Last November, Greeley Estates, released Narrow Road the first EP of a two part project. It was a raw work with a dark and morbid tone. A guttural and explosive cacophony destined to be included with the best of metal giants. But the dark tone became overwhelming, especially so on “Die”.

You came out of nowhere and you murdered the scene
If I could do you a favor, I’d choke your life out
You came out of nowhere and you don’t have a clue
If I could cut you to pieces I’d take my sweet old time

All this means so much, means so much to me
The blood and the sweat, the tears I’ve shed
Means so much to me

I won’t let you piss all of it away

But, Narrow Road was also a collection of tracks with repetitive oneness, seemingly producing a duplication of each previous track with little noteworthy differences.

The tables turned with the April 2013 release of Devil Son. Greeley Estates altered their typical musical style to produce an EP that illustrates what the band is capable of doing; producing music with flair, gusto, hardness, and panache.  A courageous step for a band whose typical musical output could be used as a definition for metalcore and metalcore alone.

A simple acoustic guitar and soft vocals carries the title track “Devil Son”, where the band lays down truthful lyrics in regards to the path that we sometimes lead.

One by one they’re led astray all because of your wicked ways
But soon enough you’ll find yourself all alone in the fires of hell

It’s a long road for the lost souls you so kindly showed the way
If you listen close you can hear their cries
They’ll be there on reckoning day

Not that this is a negative, but “Marionette” sounds like it was just dropped out of the playlist from Brian “Head” Welch’s new band Love and Death.

Without question, “Turn the Night Away” is the premiere song from Devil Son. Discordant instrumentation with a blistering pace set by drummer Chris Julian, along with a blend of clean and screaming vocals bring this tune to the forefront on the EP.

“The World You Used to Know” was the first single released from Devil Son. The song comes across as a poor man’s rendition of a Demon Hunter track and without the ability.  The less said the better.

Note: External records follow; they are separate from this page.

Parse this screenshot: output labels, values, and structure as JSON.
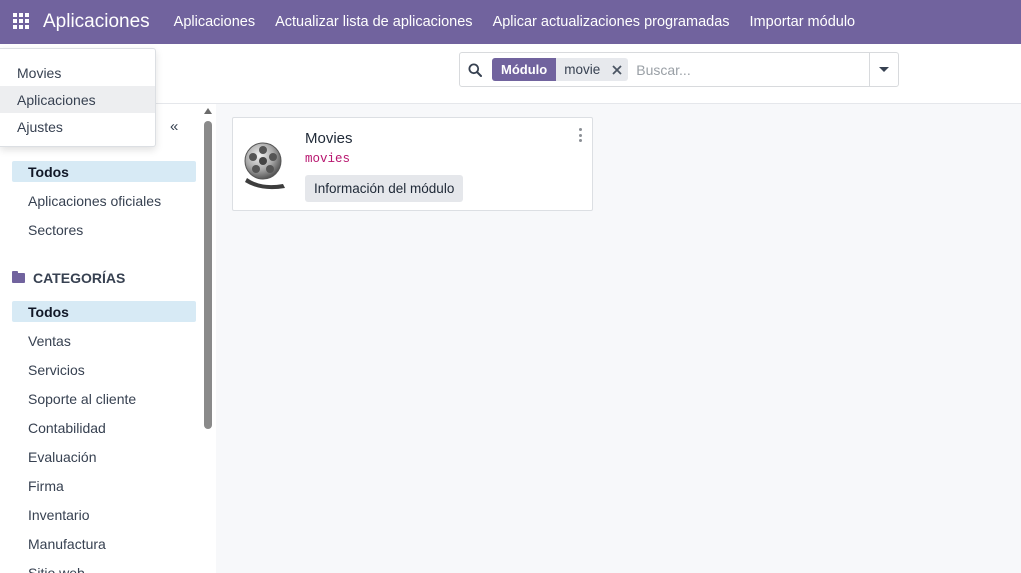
{
  "navbar": {
    "brand": "Aplicaciones",
    "menu": [
      "Aplicaciones",
      "Actualizar lista de aplicaciones",
      "Aplicar actualizaciones programadas",
      "Importar módulo"
    ]
  },
  "dropdown": {
    "items": [
      "Movies",
      "Aplicaciones",
      "Ajustes"
    ],
    "highlighted": "Aplicaciones"
  },
  "search": {
    "facet_label": "Módulo",
    "facet_value": "movie",
    "placeholder": "Buscar..."
  },
  "sidebar": {
    "collapse_glyph": "«",
    "filter_items": [
      "Todos",
      "Aplicaciones oficiales",
      "Sectores"
    ],
    "categories_title": "CATEGORÍAS",
    "category_items": [
      "Todos",
      "Ventas",
      "Servicios",
      "Soporte al cliente",
      "Contabilidad",
      "Evaluación",
      "Firma",
      "Inventario",
      "Manufactura",
      "Sitio web"
    ]
  },
  "modules": [
    {
      "name": "Movies",
      "technical_name": "movies",
      "info_button": "Información del módulo"
    }
  ],
  "colors": {
    "brand": "#71639e",
    "active_filter_bg": "#d7eaf5",
    "technical_name": "#b8166f"
  }
}
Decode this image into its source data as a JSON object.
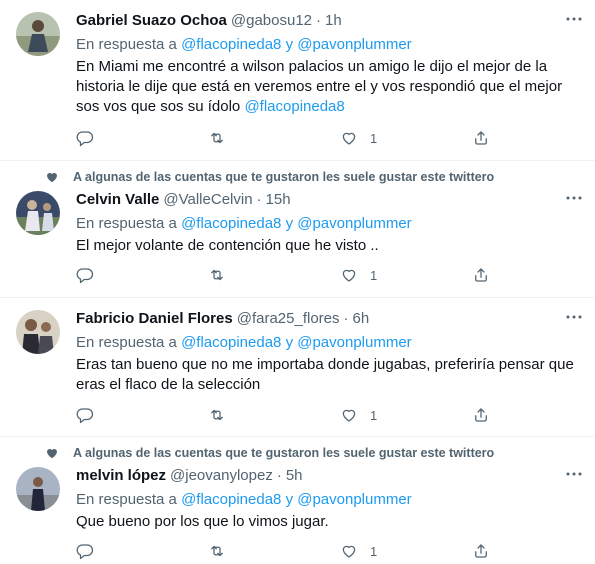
{
  "social_context": "A algunas de las cuentas que te gustaron les suele gustar este twittero",
  "reply_prefix": "En respuesta a",
  "reply_and": "y",
  "tweets": [
    {
      "name": "Gabriel Suazo Ochoa",
      "handle": "@gabosu12",
      "separator": "·",
      "time": "1h",
      "reply_to_1": "@flacopineda8",
      "reply_to_2": "@pavonplummer",
      "text": "En Miami me encontré a wilson palacios un amigo le dijo el mejor de la historia le dije que está en veremos entre el y vos respondió que el mejor sos vos que sos su ídolo",
      "mention": "@flacopineda8",
      "likes": "1"
    },
    {
      "name": "Celvin Valle",
      "handle": "@ValleCelvin",
      "separator": "·",
      "time": "15h",
      "reply_to_1": "@flacopineda8",
      "reply_to_2": "@pavonplummer",
      "text": "El mejor volante de contención que he visto ..",
      "likes": "1"
    },
    {
      "name": "Fabricio Daniel Flores",
      "handle": "@fara25_flores",
      "separator": "·",
      "time": "6h",
      "reply_to_1": "@flacopineda8",
      "reply_to_2": "@pavonplummer",
      "text": "Eras tan bueno que no me importaba donde jugabas, preferiría pensar que eras el flaco de la selección",
      "likes": "1"
    },
    {
      "name": "melvin lópez",
      "handle": "@jeovanylopez",
      "separator": "·",
      "time": "5h",
      "reply_to_1": "@flacopineda8",
      "reply_to_2": "@pavonplummer",
      "text": "Que bueno por los que lo vimos jugar.",
      "likes": "1"
    }
  ],
  "icons": [
    "heart-icon",
    "more-icon",
    "reply-icon",
    "retweet-icon",
    "like-icon",
    "share-icon"
  ],
  "colors": {
    "link": "#1d9bf0",
    "secondary": "#536471",
    "text": "#0f1419",
    "divider": "#eff3f4"
  }
}
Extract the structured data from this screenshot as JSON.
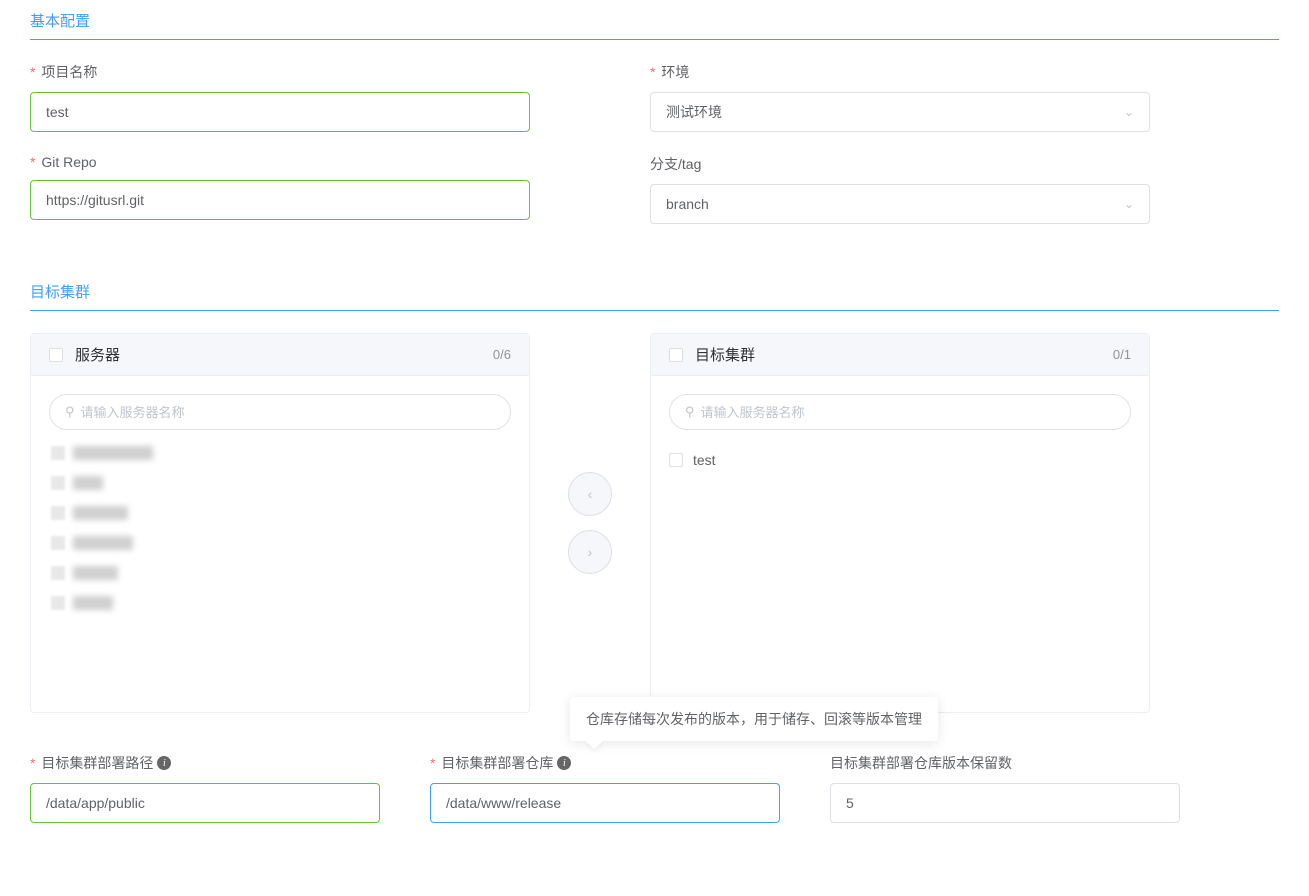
{
  "sections": {
    "basic": "基本配置",
    "cluster": "目标集群"
  },
  "form": {
    "project_name": {
      "label": "项目名称",
      "value": "test"
    },
    "env": {
      "label": "环境",
      "value": "测试环境"
    },
    "git_repo": {
      "label": "Git Repo",
      "value": "https://gitusrl.git"
    },
    "branch_tag": {
      "label": "分支/tag",
      "value": "branch"
    }
  },
  "transfer": {
    "left": {
      "title": "服务器",
      "count": "0/6",
      "search_placeholder": "请输入服务器名称"
    },
    "right": {
      "title": "目标集群",
      "count": "0/1",
      "search_placeholder": "请输入服务器名称",
      "items": [
        "test"
      ]
    }
  },
  "deploy": {
    "path": {
      "label": "目标集群部署路径",
      "value": "/data/app/public"
    },
    "repo": {
      "label": "目标集群部署仓库",
      "value": "/data/www/release",
      "tooltip": "仓库存储每次发布的版本，用于储存、回滚等版本管理"
    },
    "keep": {
      "label": "目标集群部署仓库版本保留数",
      "value": "5"
    }
  }
}
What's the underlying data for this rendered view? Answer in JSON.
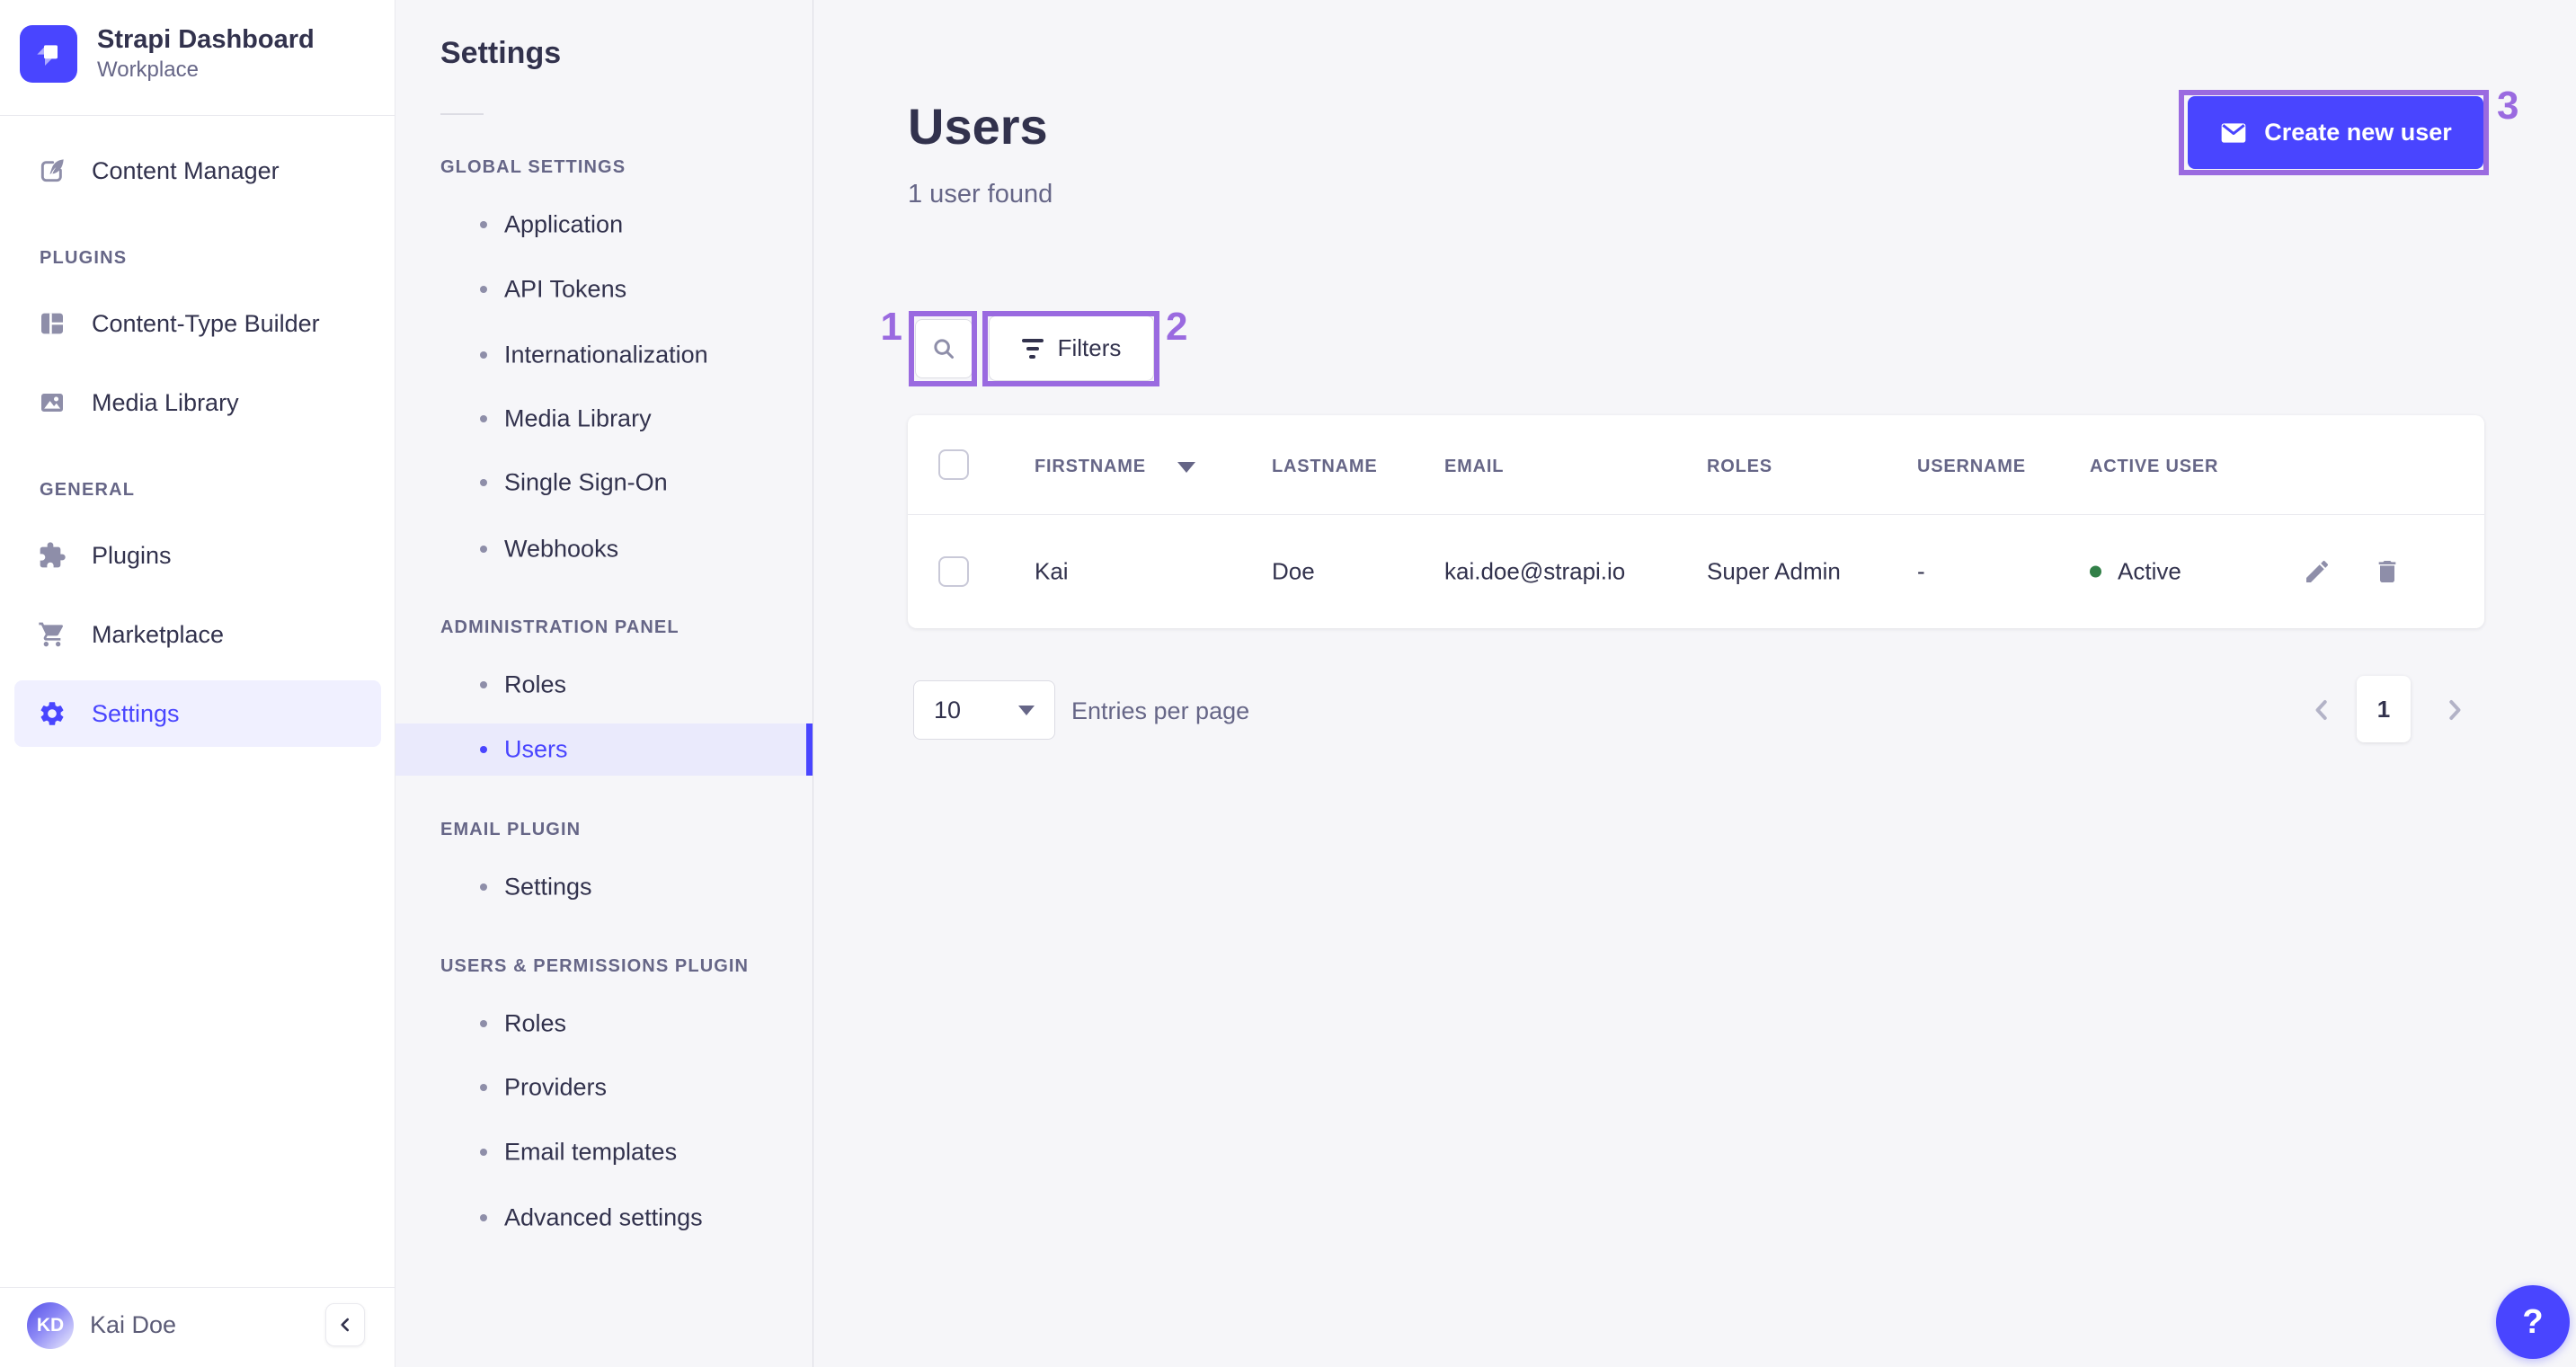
{
  "app": {
    "brand": "Strapi Dashboard",
    "workspace": "Workplace"
  },
  "sidebar": {
    "content_manager": "Content Manager",
    "sections": [
      {
        "label": "PLUGINS",
        "items": [
          {
            "label": "Content-Type Builder"
          },
          {
            "label": "Media Library"
          }
        ]
      },
      {
        "label": "GENERAL",
        "items": [
          {
            "label": "Plugins"
          },
          {
            "label": "Marketplace"
          },
          {
            "label": "Settings",
            "active": true
          }
        ]
      }
    ],
    "user": {
      "initials": "KD",
      "name": "Kai Doe"
    }
  },
  "subnav": {
    "title": "Settings",
    "sections": [
      {
        "label": "GLOBAL SETTINGS",
        "items": [
          {
            "label": "Application"
          },
          {
            "label": "API Tokens"
          },
          {
            "label": "Internationalization"
          },
          {
            "label": "Media Library"
          },
          {
            "label": "Single Sign-On"
          },
          {
            "label": "Webhooks"
          }
        ]
      },
      {
        "label": "ADMINISTRATION PANEL",
        "items": [
          {
            "label": "Roles"
          },
          {
            "label": "Users",
            "active": true
          }
        ]
      },
      {
        "label": "EMAIL PLUGIN",
        "items": [
          {
            "label": "Settings"
          }
        ]
      },
      {
        "label": "USERS & PERMISSIONS PLUGIN",
        "items": [
          {
            "label": "Roles"
          },
          {
            "label": "Providers"
          },
          {
            "label": "Email templates"
          },
          {
            "label": "Advanced settings"
          }
        ]
      }
    ]
  },
  "header": {
    "title": "Users",
    "subtitle": "1 user found",
    "create_button": "Create new user"
  },
  "toolbar": {
    "filters_button": "Filters"
  },
  "table": {
    "headers": {
      "firstname": "FIRSTNAME",
      "lastname": "LASTNAME",
      "email": "EMAIL",
      "roles": "ROLES",
      "username": "USERNAME",
      "active": "ACTIVE USER"
    },
    "rows": [
      {
        "firstname": "Kai",
        "lastname": "Doe",
        "email": "kai.doe@strapi.io",
        "roles": "Super Admin",
        "username": "-",
        "active_label": "Active"
      }
    ]
  },
  "pagination": {
    "page_size": "10",
    "entries_label": "Entries per page",
    "current_page": "1"
  },
  "help": {
    "label": "?"
  },
  "annotations": {
    "one": "1",
    "two": "2",
    "three": "3"
  },
  "colors": {
    "primary": "#4945ff",
    "primary_light": "#f0f0ff",
    "subnav_active_bg": "#eaeafc",
    "annotation": "#9a6ae0",
    "success": "#328048"
  }
}
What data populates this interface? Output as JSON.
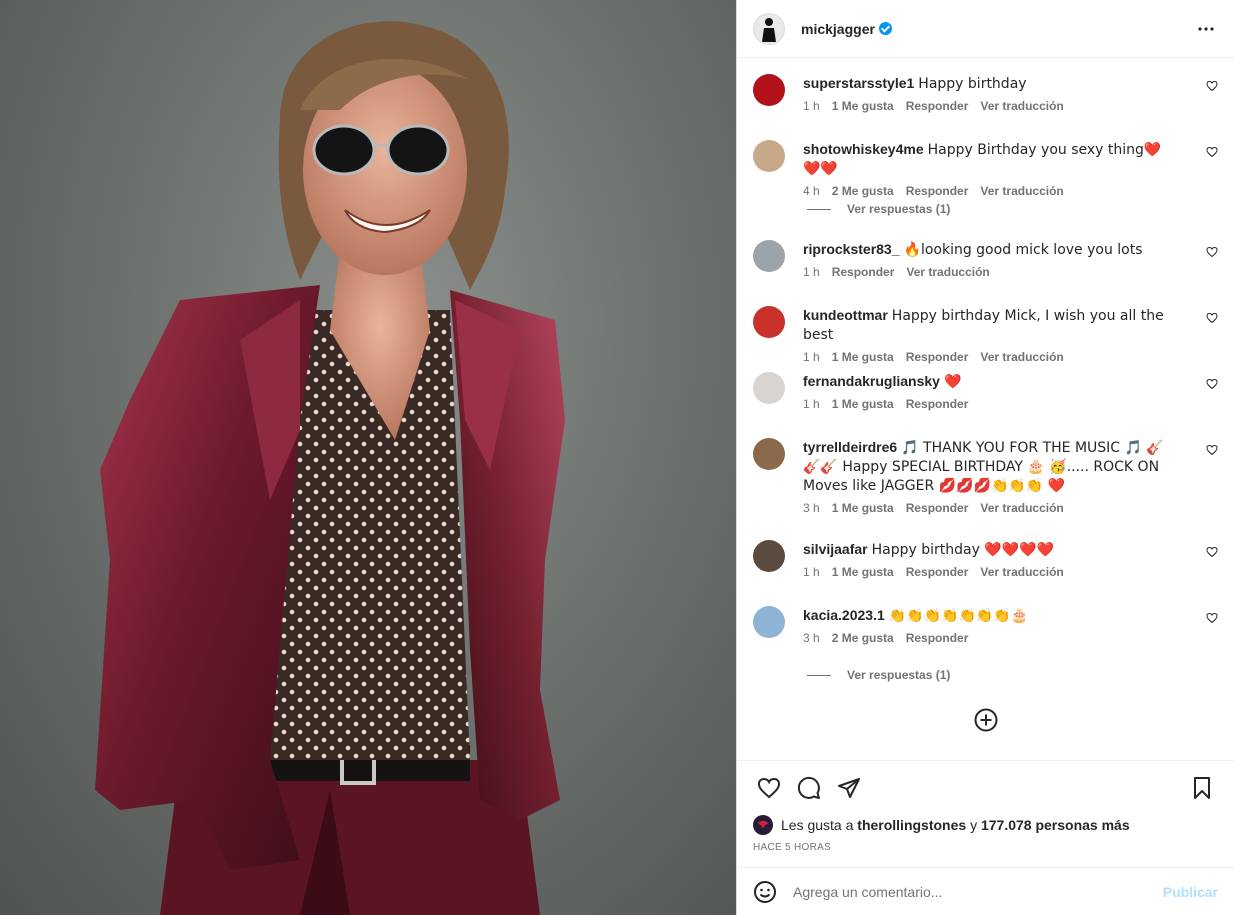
{
  "post": {
    "username": "mickjagger",
    "more_icon": "more-horizontal-icon",
    "photo_alt": "Portrait of a smiling man with aviator sunglasses, burgundy satin suit and polka-dot shirt"
  },
  "comments": [
    {
      "user": "superstarsstyle1",
      "text": "Happy birthday",
      "time": "1 h",
      "likes": "1 Me gusta",
      "reply": "Responder",
      "translate": "Ver traducción",
      "avatar_color": "#b3121a"
    },
    {
      "user": "shotowhiskey4me",
      "text": "Happy Birthday you sexy thing❤️❤️❤️",
      "time": "4 h",
      "likes": "2 Me gusta",
      "reply": "Responder",
      "translate": "Ver traducción",
      "avatar_color": "#c7a98a",
      "replies_label": "Ver respuestas (1)"
    },
    {
      "user": "riprockster83_",
      "text": "🔥looking good mick love you lots",
      "time": "1 h",
      "likes": "",
      "reply": "Responder",
      "translate": "Ver traducción",
      "avatar_color": "#9aa4aa"
    },
    {
      "user": "kundeottmar",
      "text": "Happy birthday Mick, I wish you all the best",
      "time": "1 h",
      "likes": "1 Me gusta",
      "reply": "Responder",
      "translate": "Ver traducción",
      "avatar_color": "#c8322a"
    },
    {
      "user": "fernandakrugliansky",
      "text": "❤️",
      "time": "1 h",
      "likes": "1 Me gusta",
      "reply": "Responder",
      "translate": "",
      "avatar_color": "#d9d4cf"
    },
    {
      "user": "tyrrelldeirdre6",
      "text": "🎵 THANK YOU FOR THE MUSIC 🎵 🎸🎸🎸 Happy SPECIAL BIRTHDAY 🎂 🥳..... ROCK ON Moves like JAGGER 💋💋💋👏👏👏 ❤️",
      "time": "3 h",
      "likes": "1 Me gusta",
      "reply": "Responder",
      "translate": "Ver traducción",
      "avatar_color": "#8a6a4a"
    },
    {
      "user": "silvijaafar",
      "text": "Happy birthday ❤️❤️❤️❤️",
      "time": "1 h",
      "likes": "1 Me gusta",
      "reply": "Responder",
      "translate": "Ver traducción",
      "avatar_color": "#5b4a3e"
    },
    {
      "user": "kacia.2023.1",
      "text": "👏👏👏👏👏👏👏🎂",
      "time": "3 h",
      "likes": "2 Me gusta",
      "reply": "Responder",
      "translate": "",
      "avatar_color": "#8fb3d6",
      "replies_label": "Ver respuestas (1)"
    }
  ],
  "likes": {
    "prefix": "Les gusta a",
    "user": "therollingstones",
    "mid": "y",
    "count": "177.078 personas más"
  },
  "timestamp": "HACE 5 HORAS",
  "composer": {
    "placeholder": "Agrega un comentario...",
    "publish": "Publicar"
  }
}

I thought that emo had died, but Greeley Estates pulls it out of the past and into today with “Porcelain”, another of the mellow tracks found on the new release.  The track concludes with:

What have you done?
Threw this all away
It was all for nothing
Make me break

You make me break like I’m made out of porcelain

The end of Devil Son comes quickly “Cut Me Out” intro begins with a netherwordly whispered vocals over a scratchy musical base then breaks open with a scream that shakes you to the core.  The song gives the band’s best example of blended vocal styles with the screaming tucked into the background and the clean vocals brought to the top.

Without doubt this is a side of Greeley Estates that needs to become a part of their sound. The diversity found on Devil Son may not be to all listeners taste, but it does showcase the abilities of a band that can do it all, hard, soft and everything in between and to do so brilliantly.